はじめに:賞味期限や消費期限はお客様との安心安全の約束
飲食店の現場で「うちのサラダに利用しているドレッシングがお客様に好評なので、瓶詰で販売していきたい!だけど賞味期限にすべき、消費期限にすべき?」
あるいは、農業者がはじめて食料品製造業に参入するために商品開発をしている現場で「賞味期限か、消費期限、どちらでしたっけ?何かルールがあるのでしょうか?」
このような内容の質問が多いのも事実です。
そこで、今回は、商品開発のパッケージデザインの裏面で課題になる賞味期限と消費期限の設定のルールや手順について、細やかに解説していきます。
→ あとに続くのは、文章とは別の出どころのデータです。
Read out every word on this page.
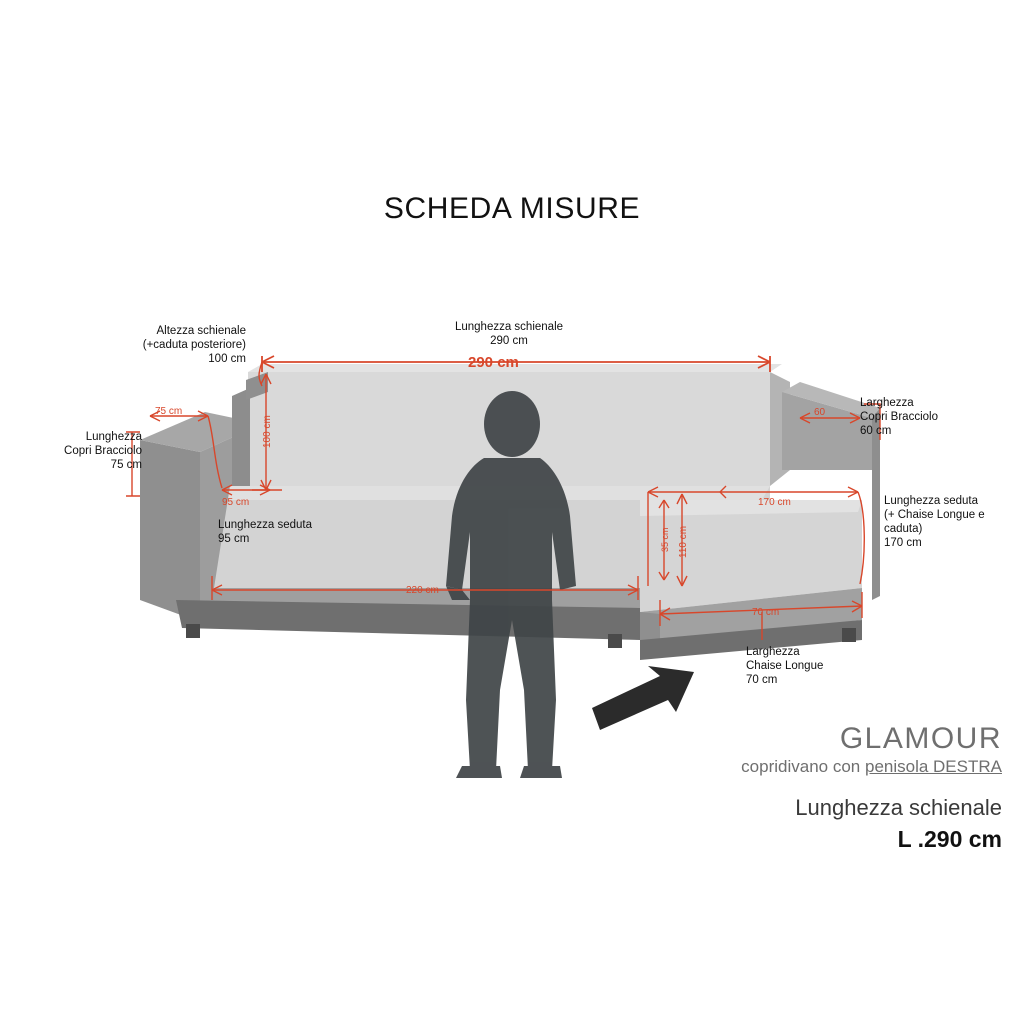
SCHEDA MISURE
Altezza schienale
(+caduta posteriore)
100 cm
Lunghezza schienale
290 cm
Lunghezza
Copri Bracciolo
75 cm
Larghezza
Copri Bracciolo
60 cm
Lunghezza seduta
95 cm
Lunghezza seduta
(+ Chaise Longue e
caduta)
170 cm
Larghezza
Chaise Longue
70 cm
290 cm
75 cm
100 cm
95 cm
60
170 cm
110 cm
35 cm
220 cm
70 cm
GLAMOUR
copridivano con penisola DESTRA
Lunghezza schienale
L .290 cm
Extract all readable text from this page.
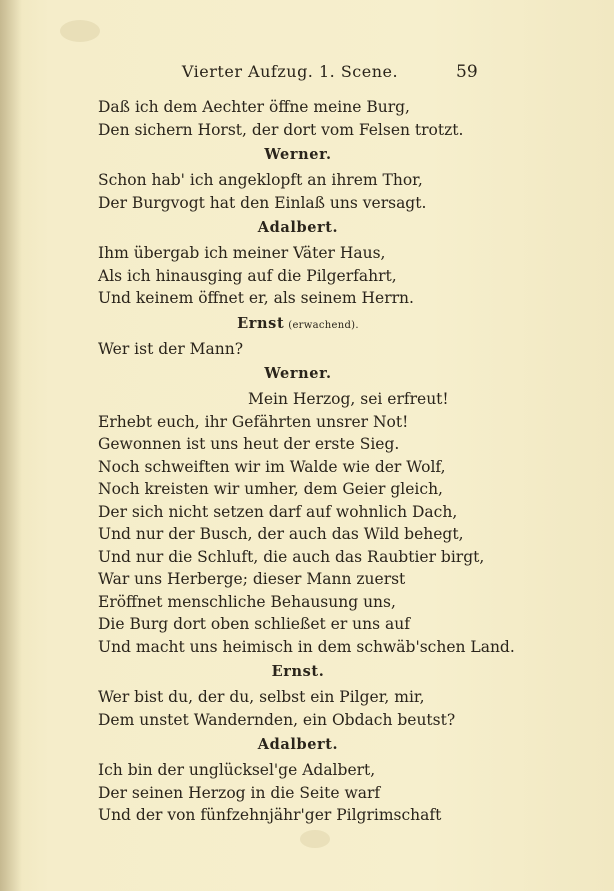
Vierter Aufzug. 1. Scene.	59
Daß ich dem Aechter öffne meine Burg,
Den sichern Horst, der dort vom Felsen trotzt.
Werner.
Schon hab' ich angeklopft an ihrem Thor,
Der Burgvogt hat den Einlaß uns versagt.
Adalbert.
Ihm übergab ich meiner Väter Haus,
Als ich hinausging auf die Pilgerfahrt,
Und keinem öffnet er, als seinem Herrn.
Ernst (erwachend).
Wer ist der Mann?
Werner.
Mein Herzog, sei erfreut!
Erhebt euch, ihr Gefährten unsrer Not!
Gewonnen ist uns heut der erste Sieg.
Noch schweiften wir im Walde wie der Wolf,
Noch kreisten wir umher, dem Geier gleich,
Der sich nicht setzen darf auf wohnlich Dach,
Und nur der Busch, der auch das Wild behegt,
Und nur die Schluft, die auch das Raubtier birgt,
War uns Herberge; dieser Mann zuerst
Eröffnet menschliche Behausung uns,
Die Burg dort oben schließet er uns auf
Und macht uns heimisch in dem schwäb'schen Land.
Ernst.
Wer bist du, der du, selbst ein Pilger, mir,
Dem unstet Wandernden, ein Obdach beutst?
Adalbert.
Ich bin der unglücksel'ge Adalbert,
Der seinen Herzog in die Seite warf
Und der von fünfzehnjähr'ger Pilgrimschaft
備考)この記事では、賞味期限や消費期限の説明に終始しますので、ほか商品開発や物販にかかわる手順や方法、テクニックなどについては、以下の記事を参考にしてください。
・食品の「新」商品開発や「新」メニュー開発の実務手順・成功法則|企画書・フレームワーク・アンケート活用・OEMまで|小規模な飲食・食料品製造業向け
・食品パッケージデザイン「色」の決め方!売れる色彩心理・配色比率・タブーを解説
・売れる!加工食品・お菓子のパッケージデザインの作り方・作成方法と相場|おしゃれな成功事例も
・【保存版】売れる商品名の付け方|飲食店・食品メーカーのネーミング成功法則を心理学・顧客価値・法的リスク・相場感から徹底解説
・飲食店が「物販」を始めるための全知識|営業許可の境界線と必要な手続きを支援実績から詳しく解説
裏面の一括表示(原材料表示や添加物表示など)は、以下の記事に手順やルールや事例を整理しています。ご利用ください。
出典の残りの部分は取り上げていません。